Das Landesarbeitsgericht Mecklenburg-Vorpommern hat jüngst eine Kündigung wegen häufiger Kurzerkrankungen erneut bestätigt. Die Entscheidung konkretisiert in erfreulicher Weise die ganz passabel handhabbaren Kündigungsvoraussetzungen.
LAG Mecklenburg-Vorpommern (5. Kammer), Urt. V. 07.05.2024– 5 Sa 56/23
Der Arbeitnehmer war in den Jahren 2018 bis 2022 stets zwischen 40 und 44 Arbeitstagen pro Jahr arbeitsunfähig erkrankt, im Jahr 2020 lediglich 33 Arbeitstage. Die Arbeitgeberin leistete für sämtliche Ausfallzeiten Entgeltfortzahlung. Auf zwei Angebote im Jahr 2019, ein betriebliches Eingliederungsmanagement durchzuführen, reagierte der Arbeitnehmer nicht. Im Jahr 2020 und 2021 führten die Parteien jeweils ein betriebliches Eingliederungsmanagement durch. Ein weiteres Angebot der Arbeitgeberin im Jahr 2022 lehnte der Arbeitnehmer ab. Nach Anhörung des Betriebsrats, kündigte die Arbeitgeberin daraufhin das Arbeitsverhältnis ordentlich und fristgerecht.
Bereits das Arbeitsgericht Schwerin wies die Kündigungsschutzklage des Arbeitnehmers ab. Das LAG bestätigte diese Entscheidung. Häufige Kurzerkrankungen können danach eine negative Gesundheitsprognose rechtfertigen, insbesondere wenn es in der Vergangenheit regelmäßig zu erheblichen Fehlzeiten gekommen ist (siehe dazu oben die im konkreten Fall eingetretenen Fehlzeiten). Auch wenn diese Erkrankungen unterschiedliche Ursachen haben, könne dies auf eine allgemeine Krankheitsanfälligkeit hindeuten, die prognostisch andauert. Für die Erstellung der Gesundheitsprognose sei ein Referenzzeitraum von drei Jahren maßgeblich.
Das Gericht bejahte die Negativprognose, da diese vom Kläger nicht entkräftet werden konnte. Im konkreten Fall gebe es keine nachvollziehbaren Gründe, warum die Atemwegserkrankungen, wie vom Kläger behauptet, in Zukunft nicht mehr oder nicht mehr in diesem Ausmaß auftreten sollten. Ein ärztliches Attest habe der Kläger nicht vorgelegt. Der Kläger habe auch nur behauptet, dass seine orthopädischen Krankheiten ausgeheilt seien.
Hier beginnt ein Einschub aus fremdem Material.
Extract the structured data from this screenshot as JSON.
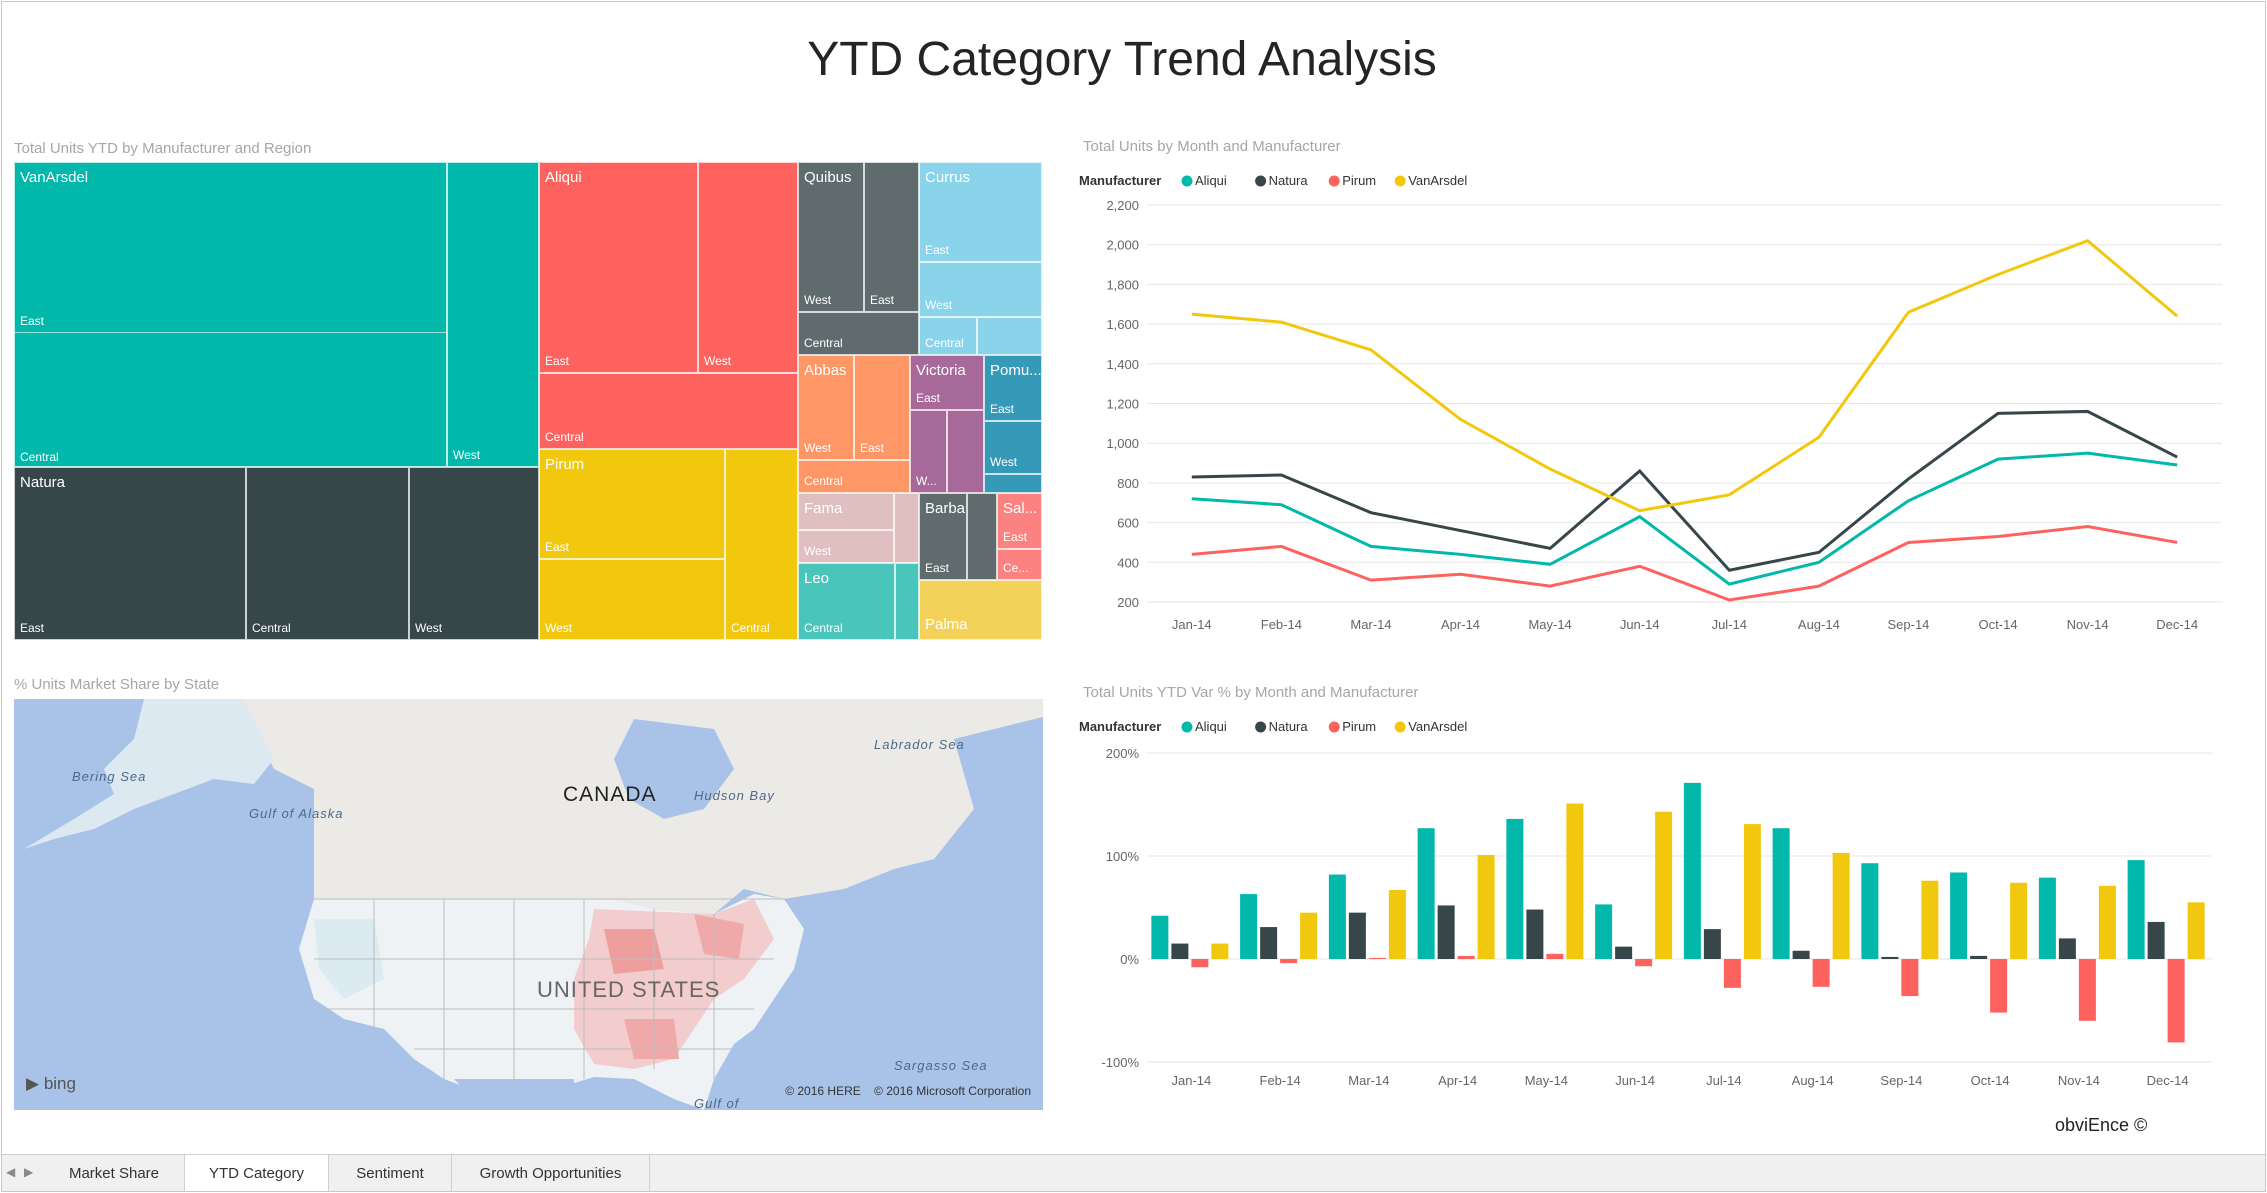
{
  "page": {
    "title": "YTD Category Trend Analysis",
    "watermark": "obviEnce ©"
  },
  "treemap": {
    "title": "Total Units YTD by Manufacturer and Region",
    "tiles": [
      {
        "name": "VanArsdel",
        "color": "#01B8AA",
        "regions": [
          "East",
          "Central",
          "West"
        ]
      },
      {
        "name": "Natura",
        "color": "#374649",
        "regions": [
          "East",
          "Central",
          "West"
        ]
      },
      {
        "name": "Aliqui",
        "color": "#FD625E",
        "regions": [
          "East",
          "West",
          "Central"
        ]
      },
      {
        "name": "Pirum",
        "color": "#F2C80F",
        "regions": [
          "East",
          "West",
          "Central"
        ]
      },
      {
        "name": "Quibus",
        "color": "#5F6B6D",
        "regions": [
          "West",
          "East",
          "Central"
        ]
      },
      {
        "name": "Currus",
        "color": "#8AD4EB",
        "regions": [
          "East",
          "West",
          "Central"
        ]
      },
      {
        "name": "Abbas",
        "color": "#FE9666",
        "regions": [
          "West",
          "East",
          "Central"
        ]
      },
      {
        "name": "Victoria",
        "color": "#A66999",
        "regions": [
          "East",
          "W..."
        ]
      },
      {
        "name": "Pomu...",
        "color": "#3599B8",
        "regions": [
          "East",
          "West"
        ]
      },
      {
        "name": "Fama",
        "color": "#DFBFBF",
        "regions": [
          "West"
        ]
      },
      {
        "name": "Barba",
        "color": "#4AC5BB",
        "regions": [
          "East"
        ]
      },
      {
        "name": "Sal...",
        "color": "#FB8281",
        "regions": [
          "East",
          "Ce..."
        ]
      },
      {
        "name": "Leo",
        "color": "#4AC5BB",
        "regions": [
          "Central"
        ]
      },
      {
        "name": "Palma",
        "color": "#F4D25A",
        "regions": []
      }
    ]
  },
  "map": {
    "title": "% Units Market Share by State",
    "labels": {
      "canada": "CANADA",
      "us": "UNITED STATES",
      "bering": "Bering Sea",
      "alaska": "Gulf of Alaska",
      "hudson": "Hudson Bay",
      "labrador": "Labrador Sea",
      "sargasso": "Sargasso Sea",
      "gulf": "Gulf of"
    },
    "attribution": "© 2016 HERE    © 2016 Microsoft Corporation",
    "logo": "bing"
  },
  "line_chart": {
    "title": "Total Units by Month and Manufacturer",
    "legend_label": "Manufacturer"
  },
  "bar_chart": {
    "title": "Total Units YTD Var % by Month and Manufacturer",
    "legend_label": "Manufacturer"
  },
  "chart_data": [
    {
      "type": "line",
      "title": "Total Units by Month and Manufacturer",
      "categories": [
        "Jan-14",
        "Feb-14",
        "Mar-14",
        "Apr-14",
        "May-14",
        "Jun-14",
        "Jul-14",
        "Aug-14",
        "Sep-14",
        "Oct-14",
        "Nov-14",
        "Dec-14"
      ],
      "ylim": [
        200,
        2200
      ],
      "yticks": [
        "200",
        "400",
        "600",
        "800",
        "1,000",
        "1,200",
        "1,400",
        "1,600",
        "1,800",
        "2,000",
        "2,200"
      ],
      "series": [
        {
          "name": "Aliqui",
          "color": "#01B8AA",
          "values": [
            720,
            690,
            480,
            440,
            390,
            630,
            290,
            400,
            710,
            920,
            950,
            890
          ]
        },
        {
          "name": "Natura",
          "color": "#374649",
          "values": [
            830,
            840,
            650,
            560,
            470,
            860,
            360,
            450,
            820,
            1150,
            1160,
            930
          ]
        },
        {
          "name": "Pirum",
          "color": "#FD625E",
          "values": [
            440,
            480,
            310,
            340,
            280,
            380,
            210,
            280,
            500,
            530,
            580,
            500
          ]
        },
        {
          "name": "VanArsdel",
          "color": "#F2C80F",
          "values": [
            1650,
            1610,
            1470,
            1120,
            870,
            660,
            740,
            1030,
            1660,
            1850,
            2020,
            1640
          ]
        }
      ]
    },
    {
      "type": "bar",
      "title": "Total Units YTD Var % by Month and Manufacturer",
      "categories": [
        "Jan-14",
        "Feb-14",
        "Mar-14",
        "Apr-14",
        "May-14",
        "Jun-14",
        "Jul-14",
        "Aug-14",
        "Sep-14",
        "Oct-14",
        "Nov-14",
        "Dec-14"
      ],
      "ylim": [
        -100,
        200
      ],
      "yticks": [
        "-100%",
        "0%",
        "100%",
        "200%"
      ],
      "series": [
        {
          "name": "Aliqui",
          "color": "#01B8AA",
          "values": [
            42,
            63,
            82,
            127,
            136,
            53,
            171,
            127,
            93,
            84,
            79,
            96
          ]
        },
        {
          "name": "Natura",
          "color": "#374649",
          "values": [
            15,
            31,
            45,
            52,
            48,
            12,
            29,
            8,
            2,
            3,
            20,
            36
          ]
        },
        {
          "name": "Pirum",
          "color": "#FD625E",
          "values": [
            -8,
            -4,
            1,
            3,
            5,
            -7,
            -28,
            -27,
            -36,
            -52,
            -60,
            -81
          ]
        },
        {
          "name": "VanArsdel",
          "color": "#F2C80F",
          "values": [
            15,
            45,
            67,
            101,
            151,
            143,
            131,
            103,
            76,
            74,
            71,
            55
          ]
        }
      ]
    }
  ],
  "tabs": [
    {
      "label": "Market Share",
      "active": false
    },
    {
      "label": "YTD Category",
      "active": true
    },
    {
      "label": "Sentiment",
      "active": false
    },
    {
      "label": "Growth Opportunities",
      "active": false
    }
  ]
}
Eine ärztliche Einschätzung dazu liege jedoch nicht vor.
Das Gericht erkannte die betrieblichen Beeinträchtigungen durch die Fehlzeiten des Klägers als erheblich an. Neben den hohen Entgeltfortzahlungskosten musste der Arbeitgeber oft kurzfristig Ersatzbeschäftigungen organisieren, was zu zusätzlichen Kosten und organisatorischem Aufwand führte. Die Kündigung sei auch unter Abwägung der Interessen beider Parteien gerechtfertigt, insbesondere da keine mildere Maßnahme zur Reduzierung der Fehlzeiten ersichtlich war.
Die Entscheidung des LAG Mecklenburg-Vorpommern verdeutlicht, dass häufige und erhebliche Fehlzeiten eine personenbedingte Kündigung rechtfertigen können. Das Gericht gibt dafür im Zusammenhang mit dem konkreten Sachverhalt auch recht gut handhabbare Kriterien an die Hand. Vor allem reicht es zunächst, wenn der Arbeitgeber die (erheblichen) Fehlzeiten darlegt und behauptet, dass in Zukunft mit entsprechenden Fehlzeiten zu rechnen ist. Es liegt dann beim Arbeitnehmer seine positive Prognose zur Krankheitsentwicklung darzulegen und seine Ärzte gegebenenfalls von der Schweigepflicht zu entbinden. Mit diesen Kriterien dürfte sich auch das in der anwaltlichen Praxis bedauerlicherweise gelegentlich auftretende, von Arzt und Patient kollusive Zusammenflunkern von angeblich krankheitsbedingten häufigen Abwesenheiten etwas eindämmen lassen.